Fibromyalgia Action UK

Some Funnies/Proverbs

No introduction, here they are:

When a man steals your wife, there is no better revenge than to let him keep her.

King David

After marriage, husband and wife become two sides of a coin; they just can't face each other, but still they stay together.

Sasha Guitry

By all means marry. If you get a good wife, you'll be happy.

If you get a bad one, you'll become a philosopher.


Woman inspires us to great things, and prevents us from achieving them.


The great question, which I have not been able to answer... is, "What does a woman want?"


I had some words with my wife, and she had some paragraphs with me.

Sigmund Freud

'Some people ask the secret of our long marriage. We take time to go to a restaurant two times a week. A little candlelight, dinner, soft music and dancing. She goes Tuesdays, I go Fridays.'

Red Skelton

'There's a way of transferring funds that is even faster than electronic banking. It's called marriage.'

Sam Kinison

'I've had bad luck with both my wives.

The first one left me, and the second one didn't.'

James Holt McGavra

Two secrets to keep your marriage brimming.
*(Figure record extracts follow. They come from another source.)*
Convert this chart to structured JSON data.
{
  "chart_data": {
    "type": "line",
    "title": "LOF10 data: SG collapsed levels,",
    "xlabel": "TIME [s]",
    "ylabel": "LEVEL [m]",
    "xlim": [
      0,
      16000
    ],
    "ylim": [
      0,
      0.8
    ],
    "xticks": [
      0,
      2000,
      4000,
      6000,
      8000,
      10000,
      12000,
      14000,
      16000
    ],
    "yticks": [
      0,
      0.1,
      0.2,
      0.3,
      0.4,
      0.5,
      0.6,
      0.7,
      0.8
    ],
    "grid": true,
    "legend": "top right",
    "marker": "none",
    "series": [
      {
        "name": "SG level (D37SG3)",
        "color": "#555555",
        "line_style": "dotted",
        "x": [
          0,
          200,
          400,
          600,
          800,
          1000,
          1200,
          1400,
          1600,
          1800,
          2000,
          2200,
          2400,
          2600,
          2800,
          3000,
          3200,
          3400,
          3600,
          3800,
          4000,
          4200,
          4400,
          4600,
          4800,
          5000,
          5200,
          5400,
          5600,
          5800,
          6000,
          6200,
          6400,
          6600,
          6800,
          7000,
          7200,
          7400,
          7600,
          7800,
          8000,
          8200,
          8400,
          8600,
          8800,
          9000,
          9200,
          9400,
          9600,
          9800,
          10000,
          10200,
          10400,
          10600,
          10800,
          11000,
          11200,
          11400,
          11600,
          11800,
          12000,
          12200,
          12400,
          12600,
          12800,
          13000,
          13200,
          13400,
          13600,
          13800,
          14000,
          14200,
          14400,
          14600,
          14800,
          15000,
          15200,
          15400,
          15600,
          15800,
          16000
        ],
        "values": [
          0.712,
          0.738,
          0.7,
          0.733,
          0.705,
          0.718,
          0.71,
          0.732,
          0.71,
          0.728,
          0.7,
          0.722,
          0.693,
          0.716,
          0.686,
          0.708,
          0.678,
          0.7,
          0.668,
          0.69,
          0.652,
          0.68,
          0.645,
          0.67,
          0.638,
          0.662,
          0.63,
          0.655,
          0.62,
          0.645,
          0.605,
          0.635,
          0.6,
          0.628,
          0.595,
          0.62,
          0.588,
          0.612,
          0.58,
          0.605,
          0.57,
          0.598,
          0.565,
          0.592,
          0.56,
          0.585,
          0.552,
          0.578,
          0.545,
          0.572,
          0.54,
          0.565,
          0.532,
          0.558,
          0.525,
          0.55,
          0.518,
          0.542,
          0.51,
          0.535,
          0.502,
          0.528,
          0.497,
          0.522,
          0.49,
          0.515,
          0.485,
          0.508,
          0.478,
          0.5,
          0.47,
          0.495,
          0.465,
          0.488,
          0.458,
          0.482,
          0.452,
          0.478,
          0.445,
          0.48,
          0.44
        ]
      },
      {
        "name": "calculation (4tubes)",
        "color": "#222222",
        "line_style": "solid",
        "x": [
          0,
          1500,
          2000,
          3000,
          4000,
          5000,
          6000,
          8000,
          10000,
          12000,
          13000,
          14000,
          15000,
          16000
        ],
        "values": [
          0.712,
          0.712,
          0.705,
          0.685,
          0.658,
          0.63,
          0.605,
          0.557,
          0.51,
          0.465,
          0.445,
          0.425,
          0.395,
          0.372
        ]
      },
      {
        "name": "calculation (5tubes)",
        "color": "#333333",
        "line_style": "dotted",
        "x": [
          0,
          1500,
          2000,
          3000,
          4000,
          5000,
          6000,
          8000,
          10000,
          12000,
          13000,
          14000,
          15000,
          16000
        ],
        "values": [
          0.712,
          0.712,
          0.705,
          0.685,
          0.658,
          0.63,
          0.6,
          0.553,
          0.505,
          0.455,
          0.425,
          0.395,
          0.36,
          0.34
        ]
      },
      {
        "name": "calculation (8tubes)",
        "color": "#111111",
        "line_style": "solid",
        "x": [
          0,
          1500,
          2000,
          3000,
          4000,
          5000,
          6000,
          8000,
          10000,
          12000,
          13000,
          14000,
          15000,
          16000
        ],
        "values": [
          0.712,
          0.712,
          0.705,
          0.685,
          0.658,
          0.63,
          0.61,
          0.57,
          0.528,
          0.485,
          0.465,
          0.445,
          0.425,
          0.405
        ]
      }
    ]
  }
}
1. Whenever you're wrong, admit it,

2. Whenever you're right, shut up.

Patrick Murray

The most effective way to remember your wife's birthday is to forget it once....


You know what I did before I married?

Anything I wanted to.


My wife and I were happy for twenty years.

Then we met.

Henny Youngman

A good wife always forgives her husband when she's wrong.

Rodney Dangerfield

A man inserted an 'ad' in the classifieds: 'Wife wanted'. Next day he received a hundred letters.

They all said the same thing: 'You can have mine.'


First Guy (proudly): 'My wife's an angel!'

Second Guy : 'You're lucky, mine's still alive.'


These are not my opinions, they are just things said by other people (that is political speak for its my fault)

12 Replies

I just wanted to say 'GOODBYE' as when the ladies get you - There will be no return for you my friend!


Morning I thought these were really good :) Thanks Tetridge xxnot a wife


brilliant. thanks for the giggle!!!!!


Too true. You'll have heard this one 'Aisle,alter, hymn'.


And that was only the mother-in-law


I must admit, they made me laugh. Being a dutiful and adoring wife I am not allowed to take offence at any of them, all I can say is that a man is always right even when he is wrong! :p

How about behind every good man is his wife pushing him.

or a certain church ethos: The man is the head of the house, but the women is the neck and shoulders telling him which way to turn.

I personally like that one, as I dutifully allow my husband to head the house, I just run it for him :)

Hope to hear some funnies later, Susan :)


Still living dangerously


90% of quotations on the internet are, in fact, true. Abraham Lincoln


These are excellent - copied them to share elsewhere. Thank you!



These were sent to me from a friend who just so happens to be a female, and full of fun.

Probably 90% of people on the internet believe that Fenbadger

On a serious tone don't forget to log out of all your internet sites and change your passwords so you hopefully do not get the Heartbleed virus.

Take care and kindest regards



Whats this virus ?


Hi Shazzzy

If you go to Sandra99b (she is a volunteer) and she has a post called:-

via another HU site :- Internet Security Warning - What HealthUnlocked are doing about a world wide security bug named "Heartbleed"

This gives a bit of information on the problem.